Friday, May 9, 2025

Article: The Chilling Effect of SFFA v. UNC/Harvard on Race-Based Affirmation by Tax-Exempt Charities

David A. Brennen (University of Kentucky – J. David Rosenberg College of Law) recently published, The Chilling Effect of SFFA v. UNC/Harvard on Race-Based Affirmation by Tax-Exempt Charities, 2025. Provided below is an Abstract: 

In 2023, the Supreme Court decided in SFFA v. Harvard/UNC that colleges and universities are significantly restricted in their ability to engage in race-based affirmative action when making admissions decisions. Post-SFFA, many have wrongly suggested that the SFFA opinion means that race may never be considered in admissions decisions or in decisions–whether by colleges or others–concerning related matters like awarding scholarships or in employment. This Article asserts that this expansive view of SFFA is inappropriate and leads to a chilling effect on affirmative action in higher education and related areas.
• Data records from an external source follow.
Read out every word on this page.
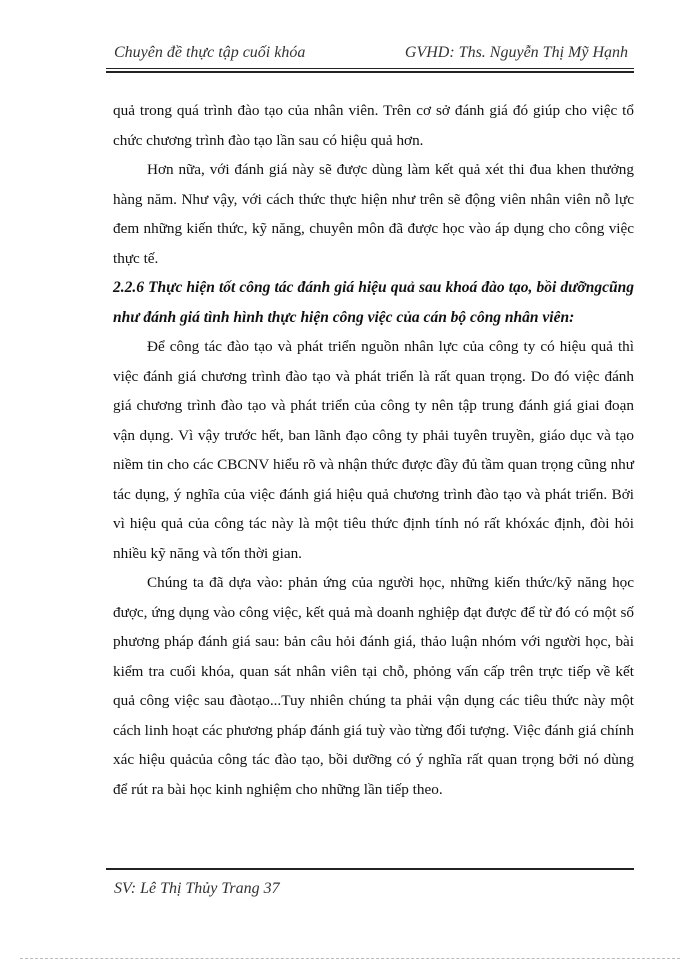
Chuyên đề thực tập cuối khóa	GVHD: Ths. Nguyễn Thị Mỹ Hạnh

quả trong quá trình đào tạo của nhân viên. Trên cơ sở đánh giá đó giúp cho việc tổ chức chương trình đào tạo lần sau có hiệu quả hơn.

Hơn nữa, với đánh giá này sẽ được dùng làm kết quả xét thi đua khen thưởng hàng năm. Như vậy, với cách thức thực hiện như trên sẽ động viên nhân viên nỗ lực đem những kiến thức, kỹ năng, chuyên môn đã được học vào áp dụng cho công việc thực tế.

2.2.6 Thực hiện tốt công tác đánh giá hiệu quả sau khoá đào tạo, bồi dưỡngcũng như đánh giá tình hình thực hiện công việc của cán bộ công nhân viên:

Để công tác đào tạo và phát triển nguồn nhân lực của công ty có hiệu quả thì việc đánh giá chương trình đào tạo và phát triển là rất quan trọng. Do đó việc đánh giá chương trình đào tạo và phát triển của công ty nên tập trung đánh giá giai đoạn vận dụng. Vì vậy trước hết, ban lãnh đạo công ty phải tuyên truyền, giáo dục và tạo niềm tin cho các CBCNV hiểu rõ và nhận thức được đầy đủ tầm quan trọng cũng như tác dụng, ý nghĩa của việc đánh giá hiệu quả chương trình đào tạo và phát triển. Bởi vì hiệu quả của công tác này là một tiêu thức định tính nó rất khóxác định, đòi hỏi nhiều kỹ năng và tốn thời gian.

Chúng ta đã dựa vào: phản ứng của người học, những kiến thức/kỹ năng học được, ứng dụng vào công việc, kết quả mà doanh nghiệp đạt được để từ đó có một số phương pháp đánh giá sau: bản câu hỏi đánh giá, thảo luận nhóm với người học, bài kiểm tra cuối khóa, quan sát nhân viên tại chỗ, phỏng vấn cấp trên trực tiếp về kết quả công việc sau đàotạo...Tuy nhiên chúng ta phải vận dụng các tiêu thức này một cách linh hoạt các phương pháp đánh giá tuỳ vào từng đối tượng. Việc đánh giá chính xác hiệu quảcủa công tác đào tạo, bồi dưỡng có ý nghĩa rất quan trọng bởi nó dùng để rút ra bài học kinh nghiệm cho những lần tiếp theo.

SV: Lê Thị Thủy Trang 37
However, instead of simply asserting that SFFA, when it applies, permits some considerations of race in admission, this Article goes further by arguing that the SFFA restrictions do not even apply to admissions decisions by some private colleges. For instance, private colleges like Harvard, as a recipient of federal financial assistance, must abide by SFFA because they are subject to Title VI, which is often equated to also being subject to the Equal Protection Clause. But what if Harvard, or any other private tax-exempt actor, decided to forego receiving federal financial assistance, which is a legal requirement before Title VI can apply? Could such private actor then lawfully engage in the type of race-based affirmation action that SFFA otherwise restricts? More directly, do the prohibitions of SFFA apply to private tax-exempt actors who do not accept any form of federal financial assistance?
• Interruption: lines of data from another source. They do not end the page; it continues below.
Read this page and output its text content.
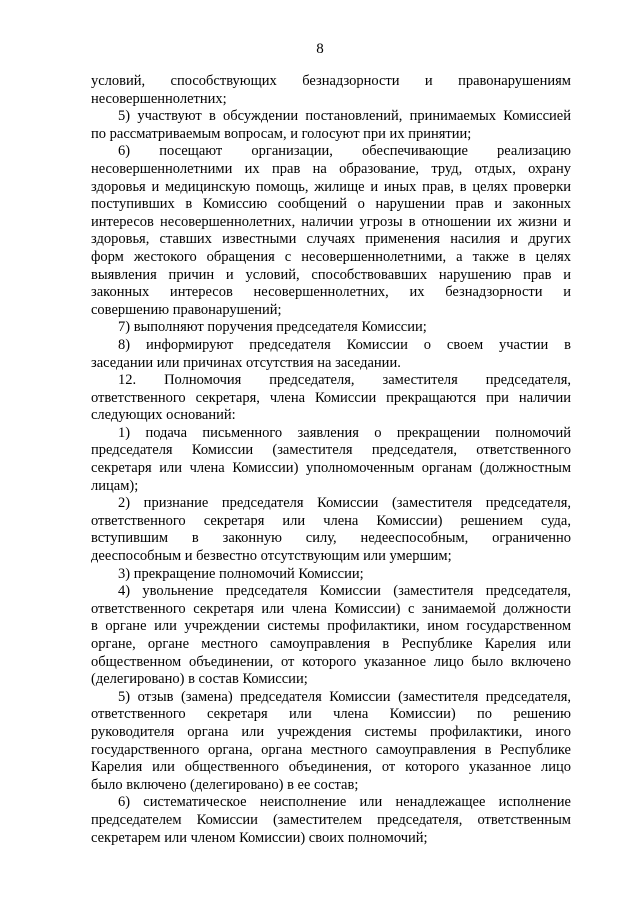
8
условий, способствующих безнадзорности и правонарушениям
несовершеннолетних;
5) участвуют в обсуждении постановлений, принимаемых Комиссией
по рассматриваемым вопросам, и голосуют при их принятии;
6) посещают организации, обеспечивающие реализацию
несовершеннолетними их прав на образование, труд, отдых, охрану
здоровья и медицинскую помощь, жилище и иных прав, в целях проверки
поступивших в Комиссию сообщений о нарушении прав и законных
интересов несовершеннолетних, наличии угрозы в отношении их жизни и
здоровья, ставших известными случаях применения насилия и других
форм жестокого обращения с несовершеннолетними, а также в целях
выявления причин и условий, способствовавших нарушению прав и
законных интересов несовершеннолетних, их безнадзорности и
совершению правонарушений;
7) выполняют поручения председателя Комиссии;
8) информируют председателя Комиссии о своем участии в
заседании или причинах отсутствия на заседании.
12. Полномочия председателя, заместителя председателя,
ответственного секретаря, члена Комиссии прекращаются при наличии
следующих оснований:
1) подача письменного заявления о прекращении полномочий
председателя Комиссии (заместителя председателя, ответственного
секретаря или члена Комиссии) уполномоченным органам (должностным
лицам);
2) признание председателя Комиссии (заместителя председателя,
ответственного секретаря или члена Комиссии) решением суда,
вступившим в законную силу, недееспособным, ограниченно
дееспособным и безвестно отсутствующим или умершим;
3) прекращение полномочий Комиссии;
4) увольнение председателя Комиссии (заместителя председателя,
ответственного секретаря или члена Комиссии) с занимаемой должности
в органе или учреждении системы профилактики, ином государственном
органе, органе местного самоуправления в Республике Карелия или
общественном объединении, от которого указанное лицо было включено
(делегировано) в состав Комиссии;
5) отзыв (замена) председателя Комиссии (заместителя председателя,
ответственного секретаря или члена Комиссии) по решению
руководителя органа или учреждения системы профилактики, иного
государственного органа, органа местного самоуправления в Республике
Карелия или общественного объединения, от которого указанное лицо
было включено (делегировано) в ее состав;
6) систематическое неисполнение или ненадлежащее исполнение
председателем Комиссии (заместителем председателя, ответственным
секретарем или членом Комиссии) своих полномочий;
Part I of this Article examines the impact of SFFA on the ability of private and public actors–both colleges and non-colleges–to engage in race-based affirmative action when making admissions or admissions-adjacent decisions. Part II outlines the chilling effect that SFFA has had on affirmative action efforts in higher education and related areas, stemming primarily from, at best, a misunderstanding of the limits of the opinion or, at worst, an intentional recharacterization of it. Part III examines whether Section 501(c)(3) tax-exempt status itself could be viewed as a type of federal financial assistance for purposes of applying federal civil rights statutes that are premised on the private actor being a “recipient of federal financial assistance.” Part IV examines whether engaging in race-based affirmative action could be viewed as a violation of established public policy. Finally, the Article concludes that, despite the limits imposed by SFFA on public colleges (and private ones that receive federal financial assistance) to engage in race-based affirmative action, colleges may continue to consider race in the admissions context to a limited extent. Further, the Article concludes that, even after SFFA, private tax-exempt charities that are not recipients of federal financial assistance are not subject to the restrictions of SFFA. Thus, these private charities may engage in race-based affirmative action when making admissions or admissions adjacent decisions–even if such engagement goes beyond the permitted use of race outlined in SFFA.